The mystery of how subtle differences in our DNA give rise to both our unique traits as well as a variety of diseases is one that thousands of scientists around the world are trying to solve. The Genotype-Tissue Expression (GTEx) Consortium, is one of a handful of ambitious endeavors aimed at answering this question. Launched in 2010, its goal is to identify and catalog genetic variants related to changes in gene expression—dubbed expression quantitative trait loci (eQTLs)—in tissues across the entire human body.
“Over the last decade or so, there have been many studies that have linked genetic variants to a wide range of traits, but many of these were found in regions of the genome that are far away from genes, so it was difficult to link them to disease mechanisms that would allow for better diagnoses and treatment,” said Michelle Ward, a postdoctoral researcher in Yoav Gilad’s lab at the University of Chicago. “What GTEx starts to provide is a way of linking genetic variants to the genes that they’re regulating.”

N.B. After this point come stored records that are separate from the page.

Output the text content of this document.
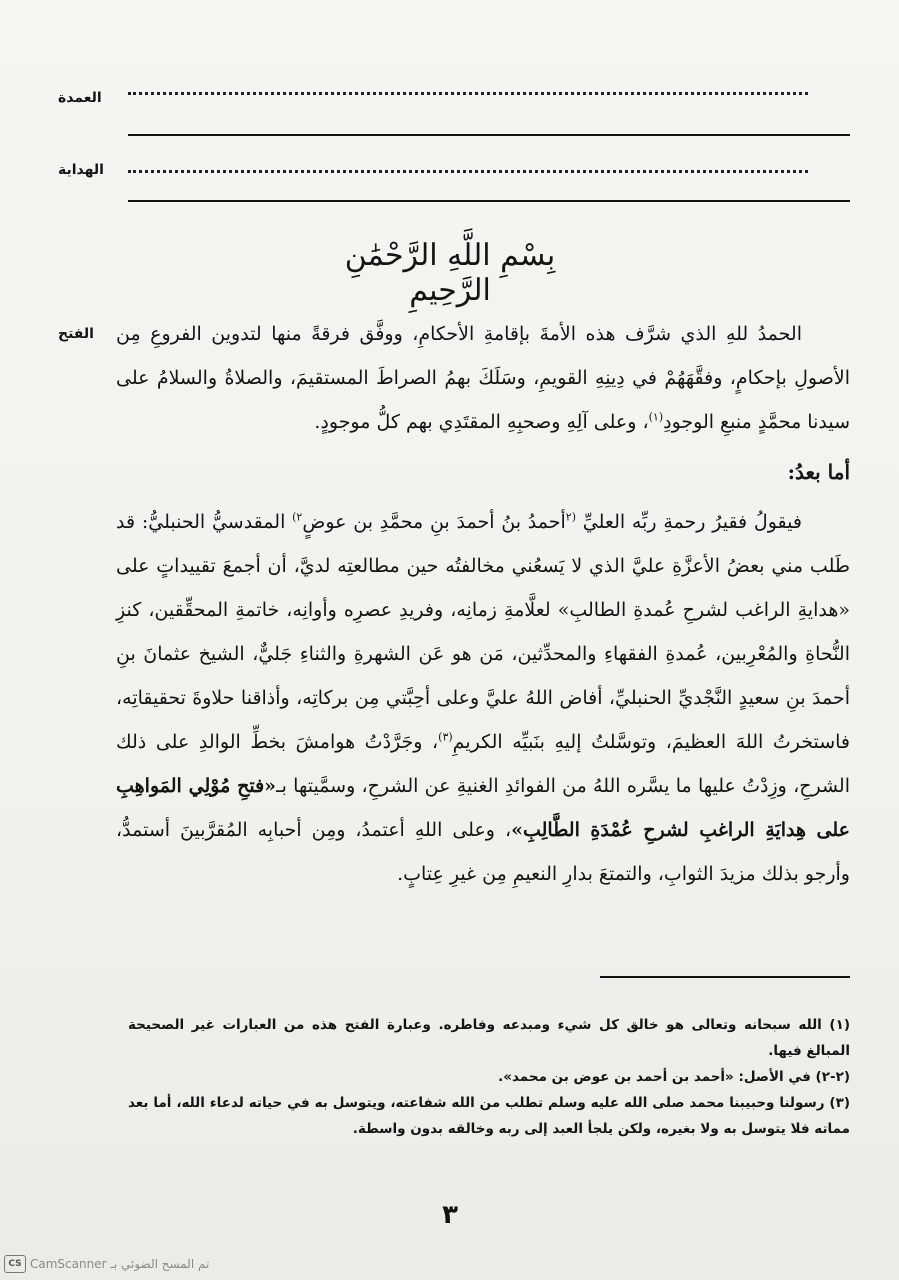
العمدة
الهداية
بِسْمِ اللَّهِ الرَّحْمَٰنِ الرَّحِيمِ
الفتح	الحمدُ للهِ الذي شرَّف هذه الأمةَ بإقامةِ الأحكامِ، ووفَّق فرقةً منها لتدوين الفروعِ مِن الأصولِ بإحكامٍ، وفقَّهَهُمْ في دِينِهِ القويمِ، وسَلَكَ بهمُ الصراطَ المستقيمَ، والصلاةُ والسلامُ على سيدنا محمَّدٍ منبعِ الوجودِ$^{(١)}$، وعلى آلِهِ وصحبِهِ المقتَدِي بهم كلُّ موجودٍ.

أما بعدُ:

فيقولُ فقيرُ رحمةِ ربِّه العليِّ $^{(٢}$أحمدُ بنُ أحمدَ بنِ محمَّدِ بن عوضٍ$^{٢)}$ المقدسيُّ الحنبليُّ: قد طَلب مني بعضُ الأعزَّةِ عليَّ الذي لا يَسعُني مخالفتُه حين مطالعتِه لديَّ، أن أجمعَ تقييداتٍ على «هدايةِ الراغب لشرحِ عُمدةِ الطالبِ» لعلَّامةِ زمانِه، وفريدِ عصرِه وأوانِه، خاتمةِ المحقِّقين، كنزِ النُّحاةِ والمُعْرِبين، عُمدةِ الفقهاءِ والمحدِّثين، مَن هو عَن الشهرةِ والثناءِ جَليٌّ، الشيخ عثمانَ بنِ أحمدَ بنِ سعيدٍ النَّجْديِّ الحنبليِّ، أفاض اللهُ عليَّ وعلى أحِبَّتي مِن بركاتِه، وأذاقنا حلاوةَ تحقيقاتِه، فاستخرتُ اللهَ العظيمَ، وتوسَّلتُ إليهِ بنَبيِّه الكريمِ$^{(٣)}$، وجَرَّدْتُ هوامشَ بخطِّ الوالدِ على ذلك الشرحِ، وزِدْتُ عليها ما يسَّره اللهُ من الفوائدِ الغنيةِ عن الشرحِ، وسمَّيتها بـ«فتحِ مُوْلِي المَواهِبِ على هِدايَةِ الراغبِ لشرحِ عُمْدَةِ الطَّالِبِ»، وعلى اللهِ أعتمدُ، ومِن أحبابِه المُقرَّبينَ أستمدُّ، وأرجو بذلك مزيدَ الثوابِ، والتمتعَ بدارِ النعيمِ مِن غيرِ عِتابٍ.

(١) الله سبحانه وتعالى هو خالق كل شيء ومبدعه وفاطره. وعبارة الفتح هذه من العبارات غير الصحيحة المبالغ فيها.

(٢-٢) في الأصل: «أحمد بن أحمد بن عوض بن محمد».

(٣) رسولنا وحبيبنا محمد صلى الله عليه وسلم تطلب من الله شفاعته، ويتوسل به في حياته لدعاء الله، أما بعد مماته فلا يتوسل به ولا بغيره، ولكن يلجأ العبد إلى ربه وخالقه بدون واسطة.

٣
CS تم المسح الضوئي بـ CamScanner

In 2015, the GTEx group, which includes researchers across multiple research centers, released a pilot dataset that included the results of gene expression analyses on the post-mortem tissues collected from 237 donors. The latest version of their atlas, which was released in October, contains more than 7000 samples from 449 individuals. These include 44 different tis- sues types throughout the entire body, including the brain, lungs, muscles, and whole blood.
“None of this would be have been possible without the tissue donors, their families, and the bio-specimen collection sites,” said GTEx member Casey Brown, a genetics professor at the University of Pennsylvania. “We’re all extremely grateful.”
Novel Insights
Along with releasing the dataset, the GTEx group also published new findings based on the data in a series of four Nature papers in October. “Being the largest study of this kind, they’ve been able to ask questions that have been difficult to answer in the past,” Ward said.

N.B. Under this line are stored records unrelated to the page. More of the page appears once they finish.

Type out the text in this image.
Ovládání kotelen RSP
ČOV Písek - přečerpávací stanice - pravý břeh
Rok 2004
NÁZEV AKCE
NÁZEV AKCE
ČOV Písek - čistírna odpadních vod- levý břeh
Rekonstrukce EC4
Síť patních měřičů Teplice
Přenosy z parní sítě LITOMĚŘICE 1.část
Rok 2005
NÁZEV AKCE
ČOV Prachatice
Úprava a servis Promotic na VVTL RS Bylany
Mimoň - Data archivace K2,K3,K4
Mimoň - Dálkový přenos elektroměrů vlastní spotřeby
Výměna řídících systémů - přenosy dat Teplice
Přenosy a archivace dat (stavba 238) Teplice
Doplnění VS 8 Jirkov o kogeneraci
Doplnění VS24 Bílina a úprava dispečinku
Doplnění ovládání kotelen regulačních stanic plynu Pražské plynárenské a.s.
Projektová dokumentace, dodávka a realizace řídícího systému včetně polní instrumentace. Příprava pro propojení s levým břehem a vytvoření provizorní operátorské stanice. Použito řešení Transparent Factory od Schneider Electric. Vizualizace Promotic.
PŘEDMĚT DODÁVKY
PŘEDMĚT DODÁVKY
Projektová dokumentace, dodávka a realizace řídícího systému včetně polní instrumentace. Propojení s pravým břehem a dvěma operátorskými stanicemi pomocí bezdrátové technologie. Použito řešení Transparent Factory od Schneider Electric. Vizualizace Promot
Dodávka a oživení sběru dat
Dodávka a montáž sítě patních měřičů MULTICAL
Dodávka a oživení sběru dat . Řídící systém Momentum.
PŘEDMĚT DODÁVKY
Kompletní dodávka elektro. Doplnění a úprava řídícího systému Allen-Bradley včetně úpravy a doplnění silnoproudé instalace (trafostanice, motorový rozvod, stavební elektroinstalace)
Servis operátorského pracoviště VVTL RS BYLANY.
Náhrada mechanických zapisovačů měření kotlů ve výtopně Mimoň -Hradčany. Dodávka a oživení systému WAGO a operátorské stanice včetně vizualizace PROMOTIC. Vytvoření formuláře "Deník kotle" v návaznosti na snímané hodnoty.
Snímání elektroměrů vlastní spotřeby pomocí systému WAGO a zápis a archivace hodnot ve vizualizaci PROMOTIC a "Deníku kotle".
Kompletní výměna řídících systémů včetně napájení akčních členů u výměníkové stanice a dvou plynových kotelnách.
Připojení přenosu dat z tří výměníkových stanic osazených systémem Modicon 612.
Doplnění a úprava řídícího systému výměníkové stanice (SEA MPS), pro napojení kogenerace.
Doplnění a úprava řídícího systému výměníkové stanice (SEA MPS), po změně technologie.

For example, in one study, the team observed that across the broad spectrum of analyzed tissues, genetic variation was influencing the expression of most protein-coding genes. Although most variants affecting expression were located nearby the impacted gene, some were as far away as on a different chromosome. The nearby variants, dubbed cis-QTLs, were much more common—researchers identified more than 150,000—and were found in a wider variety of tis- sues than the more distant trans-QTLs, which numbered in the hundreds. However, Brown noted, because the current dataset is still statistically underpowered when it comes to analyzing trans-QTLs, more tissue will need to be analyzed in order to fully characterize them.

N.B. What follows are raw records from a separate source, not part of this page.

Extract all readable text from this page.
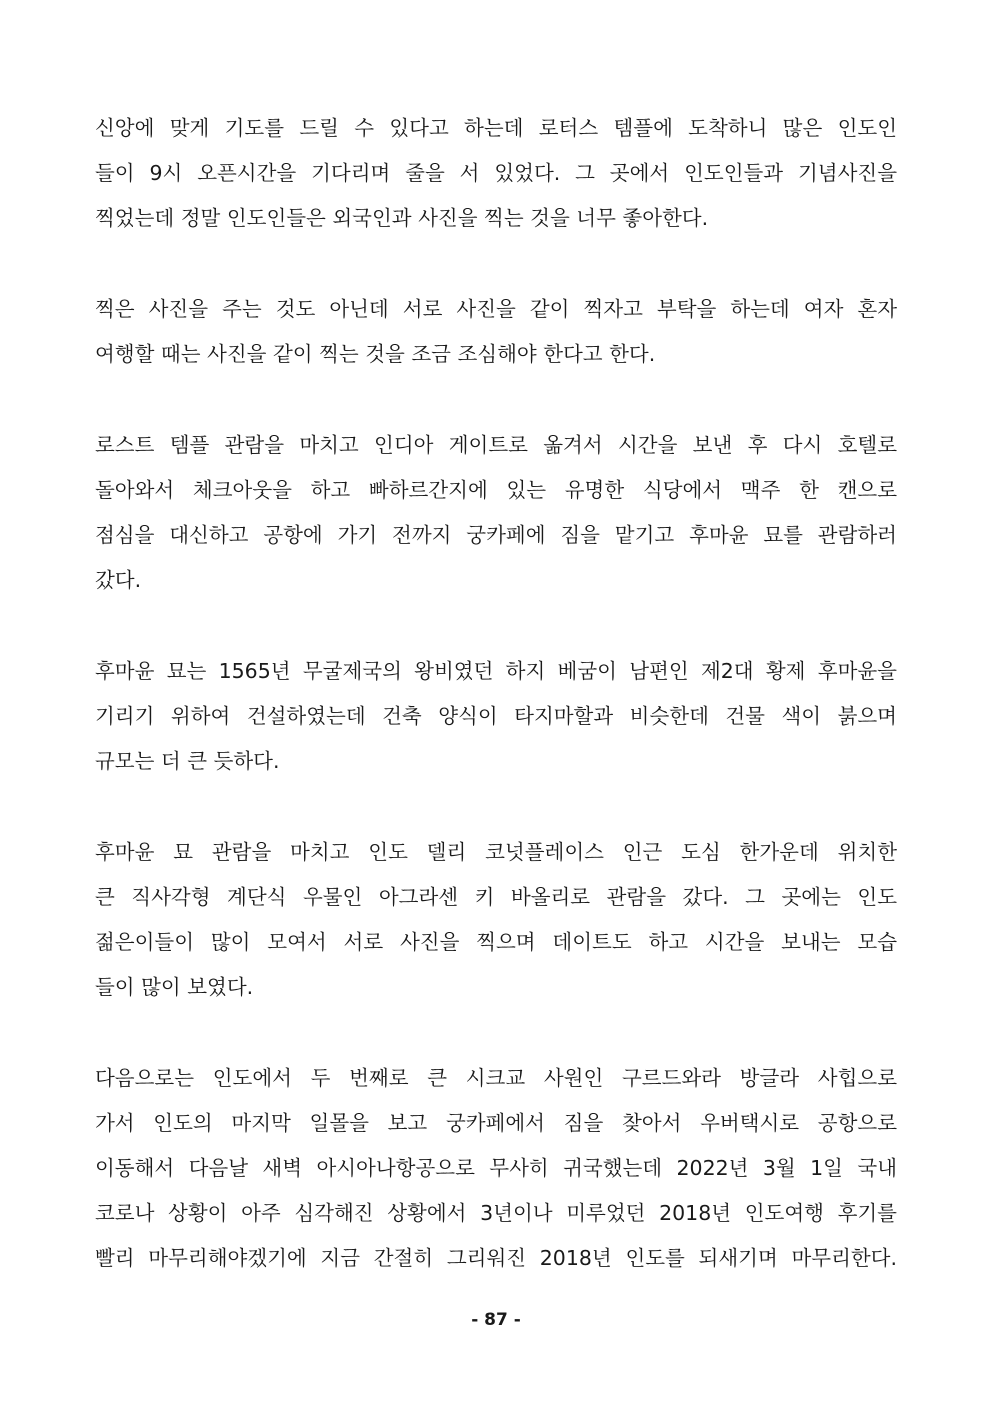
신앙에 맞게 기도를 드릴 수 있다고 하는데 로터스 템플에 도착하니 많은 인도인
들이 9시 오픈시간을 기다리며 줄을 서 있었다. 그 곳에서 인도인들과 기념사진을
찍었는데 정말 인도인들은 외국인과 사진을 찍는 것을 너무 좋아한다.
찍은 사진을 주는 것도 아닌데 서로 사진을 같이 찍자고 부탁을 하는데 여자 혼자
여행할 때는 사진을 같이 찍는 것을 조금 조심해야 한다고 한다.
로스트 템플 관람을 마치고 인디아 게이트로 옮겨서 시간을 보낸 후 다시 호텔로
돌아와서 체크아웃을 하고 빠하르간지에 있는 유명한 식당에서 맥주 한 캔으로
점심을 대신하고 공항에 가기 전까지 궁카페에 짐을 맡기고 후마윤 묘를 관람하러
갔다.
후마윤 묘는 1565년 무굴제국의 왕비였던 하지 베굼이 남편인 제2대 황제 후마윤을
기리기 위하여 건설하였는데 건축 양식이 타지마할과 비슷한데 건물 색이 붉으며
규모는 더 큰 듯하다.
후마윤 묘 관람을 마치고 인도 델리 코넛플레이스 인근 도심 한가운데 위치한
큰 직사각형 계단식 우물인 아그라센 키 바올리로 관람을 갔다. 그 곳에는 인도
젊은이들이 많이 모여서 서로 사진을 찍으며 데이트도 하고 시간을 보내는 모습
들이 많이 보였다.
다음으로는 인도에서 두 번째로 큰 시크교 사원인 구르드와라 방글라 사힙으로
가서 인도의 마지막 일몰을 보고 궁카페에서 짐을 찾아서 우버택시로 공항으로
이동해서 다음날 새벽 아시아나항공으로 무사히 귀국했는데 2022년 3월 1일 국내
코로나 상황이 아주 심각해진 상황에서 3년이나 미루었던 2018년 인도여행 후기를
빨리 마무리해야겠기에 지금 간절히 그리워진 2018년 인도를 되새기며 마무리한다.
- 87 -
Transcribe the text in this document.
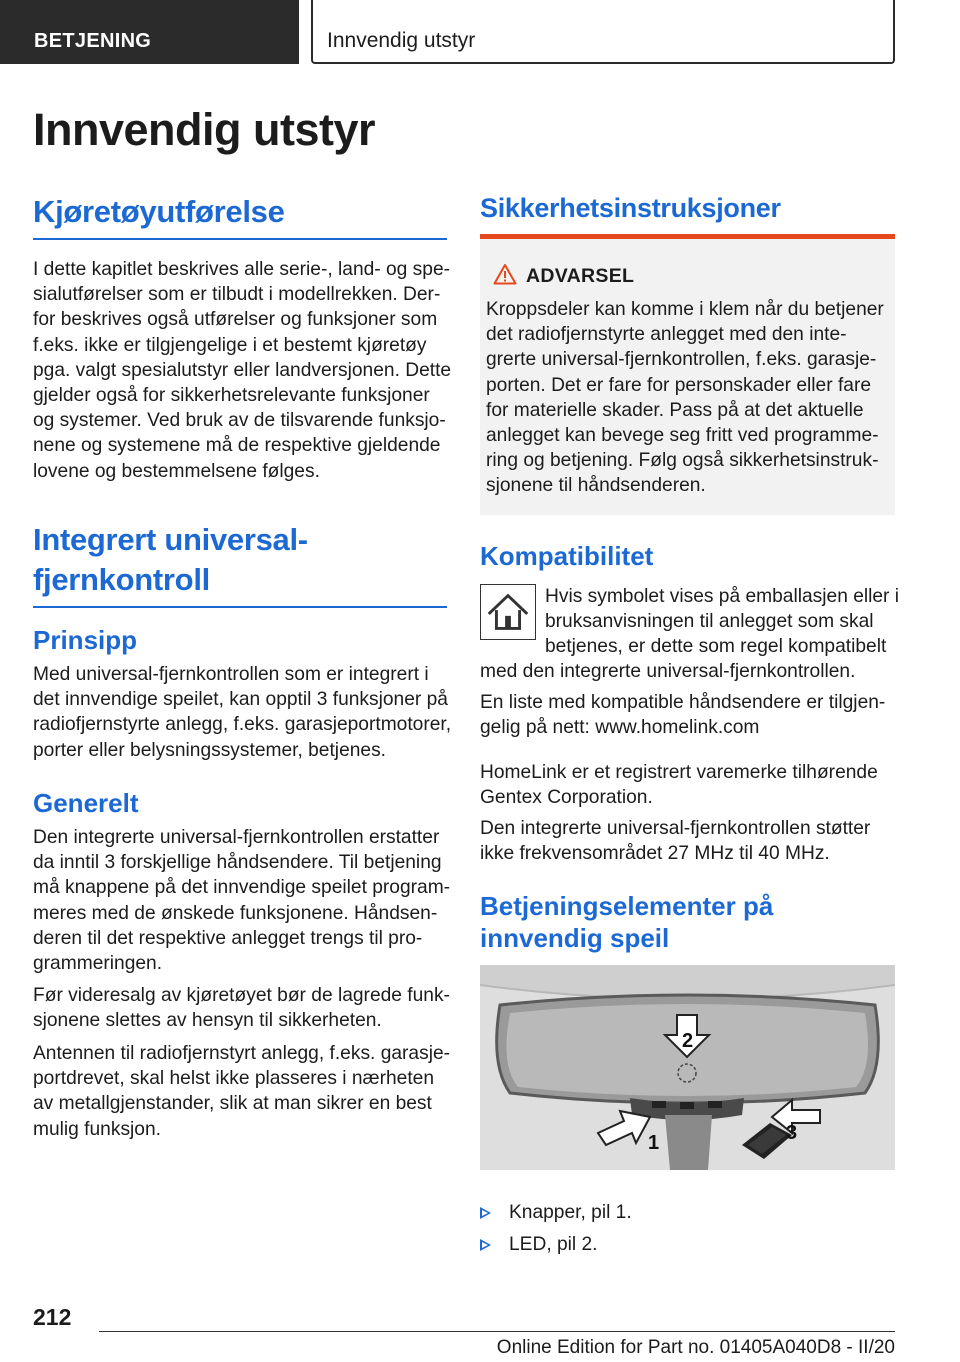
BETJENING	Innvendig utstyr
Innvendig utstyr
Kjøretøyutførelse
I dette kapitlet beskrives alle serie-, land- og spe-
sialutførelser som er tilbudt i modellrekken. Der-
for beskrives også utførelser og funksjoner som
f.eks. ikke er tilgjengelige i et bestemt kjøretøy
pga. valgt spesialutstyr eller landversjonen. Dette
gjelder også for sikkerhetsrelevante funksjoner
og systemer. Ved bruk av de tilsvarende funksjo-
nene og systemene må de respektive gjeldende
lovene og bestemmelsene følges.
Integrert universal-
fjernkontroll
Prinsipp
Med universal-fjernkontrollen som er integrert i
det innvendige speilet, kan opptil 3 funksjoner på
radiofjernstyrte anlegg, f.eks. garasjeportmotorer,
porter eller belysningssystemer, betjenes.
Generelt
Den integrerte universal-fjernkontrollen erstatter
da inntil 3 forskjellige håndsendere. Til betjening
må knappene på det innvendige speilet program-
meres med de ønskede funksjonene. Håndsen-
deren til det respektive anlegget trengs til pro-
grammeringen.
Før videresalg av kjøretøyet bør de lagrede funk-
sjonene slettes av hensyn til sikkerheten.
Antennen til radiofjernstyrt anlegg, f.eks. garasje-
portdrevet, skal helst ikke plasseres i nærheten
av metallgjenstander, slik at man sikrer en best
mulig funksjon.
Sikkerhetsinstruksjoner
ADVARSEL
Kroppsdeler kan komme i klem når du betjener
det radiofjernstyrte anlegget med den inte-
grerte universal-fjernkontrollen, f.eks. garasje-
porten. Det er fare for personskader eller fare
for materielle skader. Pass på at det aktuelle
anlegget kan bevege seg fritt ved programme-
ring og betjening. Følg også sikkerhetsinstruk-
sjonene til håndsenderen.
Kompatibilitet
Hvis symbolet vises på emballasjen eller i
bruksanvisningen til anlegget som skal
betjenes, er dette som regel kompatibelt
med den integrerte universal-fjernkontrollen.
En liste med kompatible håndsendere er tilgjen-
gelig på nett: www.homelink.com
HomeLink er et registrert varemerke tilhørende
Gentex Corporation.
Den integrerte universal-fjernkontrollen støtter
ikke frekvensområdet 27 MHz til 40 MHz.
Betjeningselementer på
innvendig speil
1
2
3
Knapper, pil 1.
LED, pil 2.
212
Online Edition for Part no. 01405A040D8 - II/20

In addition, the researchers discovered that around half of all trait-associated variants previously identified by genome-wide association studies (GWAS) overlapped with eQTLs. According to Stephen Montgomery, a Stanford University professor and GTEx investigator, this suggests there are expression mechanisms under- lying those trait associations. “That actually gives us quite a lot of information to move forward with about what molecular mechanisms underlie complex diseases,” he added.
In another analysis, researchers examined how rare variants, which may play an important role in deter- mining individual disease risk, impacted gene expression. By pin- pointing outliers—genes that were expressed at extremely high or low levels—in the GTEx dataset, the team discovered that these outliers were more likely to have a rare variant nearby than their counterparts.
A Global Resource
The consortium has made their data publically available for researchers to access. This catalogue of raw and unprocessed data is a “fantastic resource for the research community,” Ward said. The group is also maintaining a biobank of the analyzed tissue samples.
However, the atlas does have its limitations. For example, Brown pointed out, the group analyzed heterogeneous tissues, rather than single cells. “I think the next big leap will be true cellular-level resolution,” he said.
Another limitation, according to Ward, is that “while this dataset pro- vides insight into the associations between genetic variants and gene expression, I think more work is needed to determine the causality.” One way scientists could do this, she noted, is by using techniques like CRISPR/Cas9 gene editing.
The release of the next version of the GTEx atlas, which researchers expect to publish sometime next year, will more than double the sample size, Brown said. This will allow research- ers to address some questions that are difficult to probe with the currently available sample. Brown, for one, is interested in examining more of the trans-QTLs.
In addition to analyzing tissues from more patients, some of the members of the consortium are working on characterizing additional factors, such as DNA methylation, protein abundance, alternative splicing, and telomere length, by applying diverse molecular assays to the available samples. This effort, dubbed “Enhancing GTEx,” will publish analyses associated with their data over the next two years, according to Montgomery.
Ultimately, pooling all this information could help benefit personalized medicine, “It could be in the future that you go and you have your genome taken, but you might get your blood transcriptome, your metabolome, your proteome—all these other types of data,” he added. “So if we build the [analytical] infrastructure now, we should get better predictions for individuals about genetic risk factors.”
“All biomedical researchers should welcome the wealth of data that continues to be released by the GTEx project, and the insights it provides into the regulatory code of our genomes,” Nature’s editors wrote in a recent editorial. “It is an important step towards the ultimate and ambitious goal of being able to characterize genetic variation and gene regulation in all cells of the human body.”